Grâce à l'influence de Papes passionnés d'opéras
tels Urbains VIII Barberini et Clément IX Rospigliosi, certains chanteurs
de chapelle castrats furent autorisés, vers la moitié du XVIIème
siècle, à apparaître dans des opéras. Mais ces opéras
auxquels ils prenaient part revêtaient tout de même un caractère
sacré. Un peu plus tard, cette façon d'agir aurait été
désapprouvée par des papes plus rigoureux.
Cette pratique devint moins acceptable au cours du XVIIème siècle. Beaucoup de castrats la justifiaient en affirmant que dans leur enfance elle avait été nécessaire à cause d'une maladie ou d'un besoin. Une des motivations les plus en vogue était la morsure de cygne ou d'une bête sauvage. Farinelli se justifia par une chute de cheval. A la moitié du XIXème siècle, où le nombre de castrats commençait à diminuer considérablement, tous ceux qui restaient à la Chapelle Sixtine se disaient victimes de (maiali ?).
La pression de la concurrence dut être forte puisqu'à un certain point les autorités de Saint Pierre étaient contraintes à licencier chaque chanteur qui se serait absenté sans permission poue aller chanter à l'opéra.
Les postes dans les cours ecclésiastiques étaient maintenus à vie et offraient le plus souvent la perspective d'une sorte de pension (pouvaient devenir de vrais serviteurs de la couronne, maîtres de fête, diplomates). Ensuite les + riches pouvaient se retirer tranquillement dans des villas de campagne luxueuses.

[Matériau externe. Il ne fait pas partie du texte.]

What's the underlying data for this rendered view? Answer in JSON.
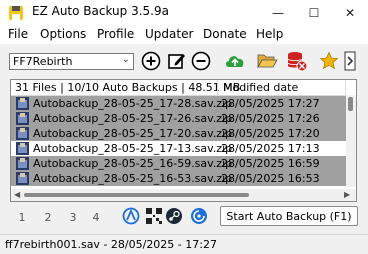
{
  "window": {
    "title": "EZ Auto Backup 3.5.9a",
    "minimize_glyph": "—",
    "maximize_glyph": "☐",
    "close_glyph": "✕"
  },
  "menu": [
    "File",
    "Options",
    "Profile",
    "Updater",
    "Donate",
    "Help"
  ],
  "toolbar": {
    "profile_value": "FF7Rebirth",
    "icons": [
      "add-profile-icon",
      "edit-profile-icon",
      "remove-profile-icon",
      "cloud-upload-icon",
      "open-folder-icon",
      "database-delete-icon",
      "favorite-star-icon",
      "collapse-panel-icon"
    ]
  },
  "list": {
    "header_summary": "31 Files | 10/10 Auto Backups | 48.51 MB",
    "header_date": "Modified date",
    "rows": [
      {
        "name": "Autobackup_28-05-25_17-28.sav.zip",
        "date": "28/05/2025 17:27",
        "selected": true
      },
      {
        "name": "Autobackup_28-05-25_17-26.sav.zip",
        "date": "28/05/2025 17:26",
        "selected": true
      },
      {
        "name": "Autobackup_28-05-25_17-20.sav.zip",
        "date": "28/05/2025 17:20",
        "selected": true
      },
      {
        "name": "Autobackup_28-05-25_17-13.sav.zip",
        "date": "28/05/2025 17:13",
        "selected": false
      },
      {
        "name": "Autobackup_28-05-25_16-59.sav.zip",
        "date": "28/05/2025 16:59",
        "selected": true
      },
      {
        "name": "Autobackup_28-05-25_16-53.sav.zip",
        "date": "28/05/2025 16:53",
        "selected": true
      }
    ]
  },
  "pages": [
    "1",
    "2",
    "3",
    "4"
  ],
  "bottom_icons": [
    "steam-deck-icon",
    "qr-code-icon",
    "steam-icon",
    "ubisoft-icon"
  ],
  "start_button": "Start Auto Backup (F1)",
  "status": "ff7rebirth001.sav - 28/05/2025 - 17:27",
  "colors": {
    "selected_row": "#a0a0a0",
    "accent_blue": "#1e6fd9",
    "cloud_green": "#2e9e3e",
    "folder_orange": "#d99a2b",
    "database_red": "#cc2222",
    "star_gold": "#f0b400"
  }
}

De par leur apparence qui présente un personnage difforme et quelque part surprenante, dès l'instant qu'un Castrat se mettait à chanter, le public était comme envoûté par cette voix extraordinaire. A ce moment précis, les gens faisaient abstraction de son physique ou l'assimilaient à une créature fantastique embellie par sa voix. Le Castrat était en fait, à la fois un monstre de par son physique mais surtout, il ressortait bien comme une créature divine grâce à sa voix et l'émotion qu'il faisait passer.
"Le Castrat n'est ni homme ni femme, voix de femme dans un corps d'homme, union du masculin et du féminin : plénitude retrouvée."